Hi Sigurd, I should have included Wilbur and L3DT so here's a revision, roughly in order I used them. Wilbur was used to respan the .ter heightfield. L3DT to respan the .hfz. I'll probably end up using GeoControl as well at some point, but I haven't thus far.
Photoshop
Wintopo Pro
Global Mapper
Leveller
Wilbur
World Machine
L3DT
GTS
It's a long story and I cannot lie, this map certainly falls outside the month timescale for this competition haha...! This has taken a LONG time, and we're only just beginning. but more of that elsewhere. You can check out here:
http://www.cartographersguild.com/sh...6276#post46276
http://www.me-dem.org/index.php?opti...oard&Itemid=43
I'm speaking more for the ME-DEM project here long term, rather than the competition entry. The things about this map is that it's built on terrain. We figured that without terrain we couldn't achieve the things that we wanted to; well it is called the Middle Earth DEM project after all. We decided that once you have terrain, you have the most fundamental requirement of a map, terrain; z data. Any manner of map can then be produced from the terrain as basis.

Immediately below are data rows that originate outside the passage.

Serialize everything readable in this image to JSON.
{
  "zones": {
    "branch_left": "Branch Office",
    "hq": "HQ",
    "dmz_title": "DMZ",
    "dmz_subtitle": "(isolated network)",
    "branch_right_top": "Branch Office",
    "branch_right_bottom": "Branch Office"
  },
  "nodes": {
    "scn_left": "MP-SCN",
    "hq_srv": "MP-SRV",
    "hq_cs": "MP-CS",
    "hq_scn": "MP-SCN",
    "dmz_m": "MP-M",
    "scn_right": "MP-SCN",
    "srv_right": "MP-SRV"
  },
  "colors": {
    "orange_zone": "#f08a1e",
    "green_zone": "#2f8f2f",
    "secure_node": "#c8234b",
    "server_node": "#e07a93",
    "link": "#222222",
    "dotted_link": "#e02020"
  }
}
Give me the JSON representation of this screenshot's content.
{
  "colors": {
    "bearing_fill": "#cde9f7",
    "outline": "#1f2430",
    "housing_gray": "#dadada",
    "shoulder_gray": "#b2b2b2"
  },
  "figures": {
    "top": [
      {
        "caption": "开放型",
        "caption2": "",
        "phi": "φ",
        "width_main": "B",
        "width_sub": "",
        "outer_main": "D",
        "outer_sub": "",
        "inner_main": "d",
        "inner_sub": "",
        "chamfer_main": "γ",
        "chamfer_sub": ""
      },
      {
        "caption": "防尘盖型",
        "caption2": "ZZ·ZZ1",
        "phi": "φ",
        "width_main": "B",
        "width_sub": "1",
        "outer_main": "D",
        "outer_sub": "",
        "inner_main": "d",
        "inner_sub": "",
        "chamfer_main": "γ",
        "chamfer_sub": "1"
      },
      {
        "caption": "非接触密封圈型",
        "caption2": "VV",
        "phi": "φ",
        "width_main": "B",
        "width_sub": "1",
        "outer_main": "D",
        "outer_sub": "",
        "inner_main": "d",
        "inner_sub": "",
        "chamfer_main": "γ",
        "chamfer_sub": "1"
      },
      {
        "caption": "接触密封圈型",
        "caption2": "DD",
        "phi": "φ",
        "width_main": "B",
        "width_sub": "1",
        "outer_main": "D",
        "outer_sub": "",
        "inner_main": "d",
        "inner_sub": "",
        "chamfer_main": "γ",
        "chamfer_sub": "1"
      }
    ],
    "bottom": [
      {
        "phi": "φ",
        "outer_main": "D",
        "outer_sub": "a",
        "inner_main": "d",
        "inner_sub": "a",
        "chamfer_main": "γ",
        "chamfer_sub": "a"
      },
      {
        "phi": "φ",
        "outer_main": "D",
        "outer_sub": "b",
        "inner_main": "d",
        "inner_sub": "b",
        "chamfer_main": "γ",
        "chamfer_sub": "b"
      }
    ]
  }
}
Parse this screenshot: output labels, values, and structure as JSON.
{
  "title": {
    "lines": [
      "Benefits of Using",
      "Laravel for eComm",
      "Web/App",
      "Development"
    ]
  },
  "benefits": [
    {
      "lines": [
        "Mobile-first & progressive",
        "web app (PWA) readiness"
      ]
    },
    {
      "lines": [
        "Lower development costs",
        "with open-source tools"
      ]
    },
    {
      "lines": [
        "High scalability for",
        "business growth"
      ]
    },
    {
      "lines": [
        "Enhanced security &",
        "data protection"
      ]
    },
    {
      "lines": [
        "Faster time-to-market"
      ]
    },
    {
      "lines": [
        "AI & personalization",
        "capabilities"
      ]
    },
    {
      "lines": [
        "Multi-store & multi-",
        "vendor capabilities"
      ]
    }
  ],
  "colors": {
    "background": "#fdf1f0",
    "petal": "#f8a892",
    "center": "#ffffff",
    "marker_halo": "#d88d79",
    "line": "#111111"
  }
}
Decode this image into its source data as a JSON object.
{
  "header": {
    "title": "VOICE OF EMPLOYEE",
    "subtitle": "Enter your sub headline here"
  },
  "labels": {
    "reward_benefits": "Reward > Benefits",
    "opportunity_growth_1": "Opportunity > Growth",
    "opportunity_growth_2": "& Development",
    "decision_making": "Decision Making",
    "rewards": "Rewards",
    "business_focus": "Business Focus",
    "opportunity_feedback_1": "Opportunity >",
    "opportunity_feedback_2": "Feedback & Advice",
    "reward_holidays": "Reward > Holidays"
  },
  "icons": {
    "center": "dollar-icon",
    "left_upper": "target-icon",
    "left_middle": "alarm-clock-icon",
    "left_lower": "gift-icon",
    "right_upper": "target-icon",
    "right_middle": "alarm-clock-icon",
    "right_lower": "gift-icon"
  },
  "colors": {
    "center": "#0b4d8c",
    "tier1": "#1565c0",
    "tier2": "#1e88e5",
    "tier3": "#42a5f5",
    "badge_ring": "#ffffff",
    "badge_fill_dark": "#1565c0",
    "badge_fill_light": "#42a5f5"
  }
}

The difference with this terrain is that we set out from the outset to try and make a hydrolically sound elevation model. That is, if we dropped water on the terrain model in say a physics sim such as GTS, the water would flow along the courses in the topographic map refs we used. That's a tough call. Films and games don't require this. I think we were considered a little nuts to be honest. We're still not entirely sure how successful we've been, but I think with a little more work we'll have exactly what we set out to do frankly. For most people, the appeal of terrain is for still renders and gameplay. We're in it for the terrain's sake and the maps.
PS was used to stitch the original topographic map sources together from role playing material (Iron Crown Enterprises). It was one at 23K x 23K. That was scaled to 20K. 1 pixel = 200m.
The problem with Photoshop (back then, and practically speaking now) is that you only have 8 bit greyscales; 256 discrete levels of height data. Yes we now have 16 bit but working with those is kinda hard on the eyes. You just can't distinguish between those shades of grey. You can try indexed colour schemes but that starts getting silly imo. I knew that one could
interpolate/ grid a triangulated mesh from vector contours in Wintopo (and other places). So I decided to draw contours. This way I could pretty much ensure that the rivers would flow in the final triangulated terrain model more or less accurately. At these scales (back when I approached this stage of the project) there ws really no other way of doing this HUGe map. PS has some pretty nifty mem management. In Wintopo you have one touch vectorisation of raster contour lines done in PS. Then you have the task of assigning z values (height) to the 3D vectors. If you draw contours of equal height spacing, then that's a synch, but I could not do that for reasons I'll not go in to.
You then export as a shapefile (.shp) from Wintopo- GIS industry standards. Then you take that into Global Mapper and triangulate the 3d vector network. This gives you your dem (terrain model).
If you want to save yourself time, I'd advise going straight into Global mapper. You can cut out the PS and Wintopo stages by vectorising 3d contours directly over a topo ref in there.
Do you prefer to draw raster contours with a graphics tablet (whch I did) or with mouse click? Hmm, I'd still prefer PS myself- especially for massive jobs like this., but it all depends.
As I say it's really all about the rivers for us and the topo refs. If you don't need that kind of fidelity in your terrain model, and/or you're not trying to "reproduce" what's in a topo map, then any one of those apps will work for you. All of them have an overlay feature whereby you can import a topo ref map and model terrain to it. But if you're into maps, then GM is the place to be imo.
Another major factor for us is scale. We wanted to build big so my favourite apps to work with are always going to be those that can do this. The most capable of the apps are: Global Mapper, L3DT and WM Pro 2.0. GTS is in there as well but it doesn't ave a paintbrush style interface. It's an erosion-texturer. It sits at the end of the terrain modelling process.
Thanks to the Terrain Summit and the developers there (the TS is down for the moment, due to come back online soon), we have a dem file format that can be used to go between all of these apps (L3DT, Global Mapper, GTS, WM, Wilbur). Leverll and GeoControl will follow I believe.
monks
Last edited by monks; 01-27-2009 at 07:53 AM.
What's happened to http://www.me-dem.org ? It has completely disappeared!
One of the Admins is upgrading the whole site to a newer version with more bells and whistles. Were all assured that its going to be up soon. The last version we had was awful with a tiny edit box for comments and stuff. Also there's hundreds of pics but I don't think you could see most of them before so hopefully it will be better soon.